An official from Oshakati Intermediate Hospital has confirmed that there are unclaimed bodies in the hospital mortuary, while hospital superintendent Ruben Kanime did not respond to questions sent to him last week.

Oshana police spokesperson chief inspector Thomas Aiyambo said there are two unclaimed bodies at the police morgue at Oshakati Police Station. The bodies have been in the mortuary since last year November and December.

Meanwhile, Ohangwena health director George Jeremia said the situation of unclaimed bodies in hospital mortuaries is reflected in many other regions.

Jeremia said there are 43 unclaimed bodies in morgues in the Ohangwena region, with most being babies. He said the majority of the babies were born prematurely.

Jeremia further said three unclaimed bodies of adults and those of 36 babies are at Eenhana District Hospital.

According to him, although the mothers of the babies register the names of their villages in Namibia, they are nowhere to be found when the hospitals try to trace them.

Jeremia said when bodies remain in morgues for too long, hospitals get court permits and ministerial approval allowing the government to conduct burials for the deceased.
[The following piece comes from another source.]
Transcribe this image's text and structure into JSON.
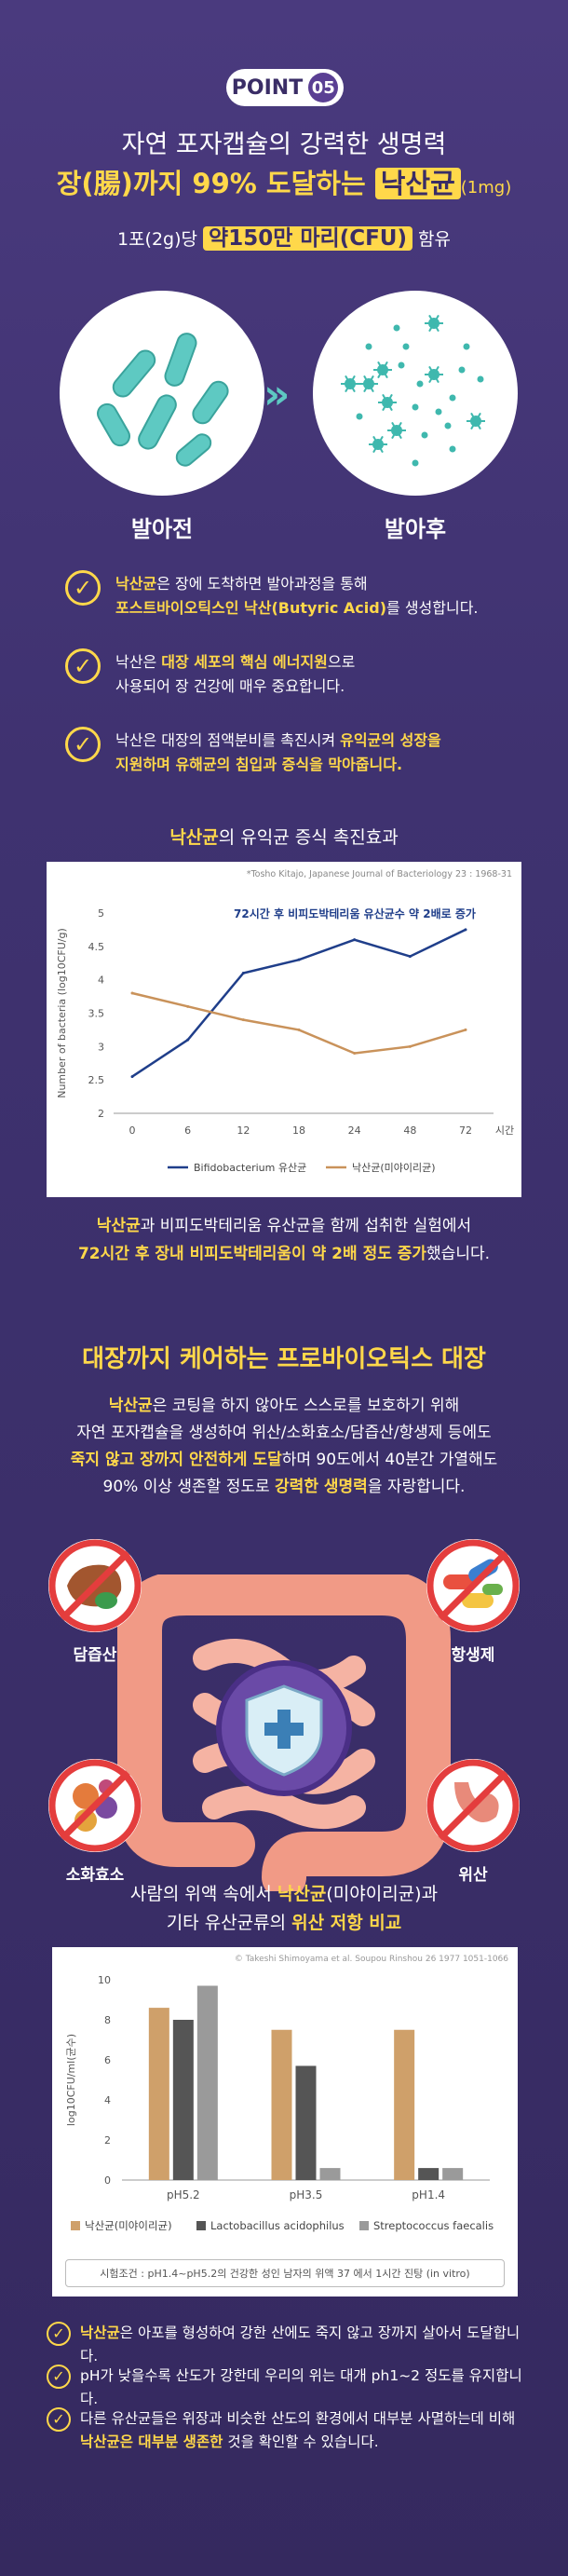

Jeremia urged family members with loved ones’ bodies at hospital mortuaries to claim them.

“Everything is changing nowadays, from the increasing population, deaths and many other things. Having too many unclaimed bodies is also a problem when the mortuary breaks, because it can break down anytime, and the procurement processes are not so favourable when it comes to fixing it. We thus call on families to come forward and claim their loved ones’ bodies for burials.

“This will also create space for those bodies that are coming in. Even if you do not have funds to do a burial, come forward and tell us so that we can make arrangements,” said Jeremia.

Ministry of Health and Social Services executive director Ben Nangombe told The Namibian last week that families from marginalised communities who are unable to bury their loved ones can get assistance from the Ministry of Gender Equality, Poverty Eradication and Social Welfare.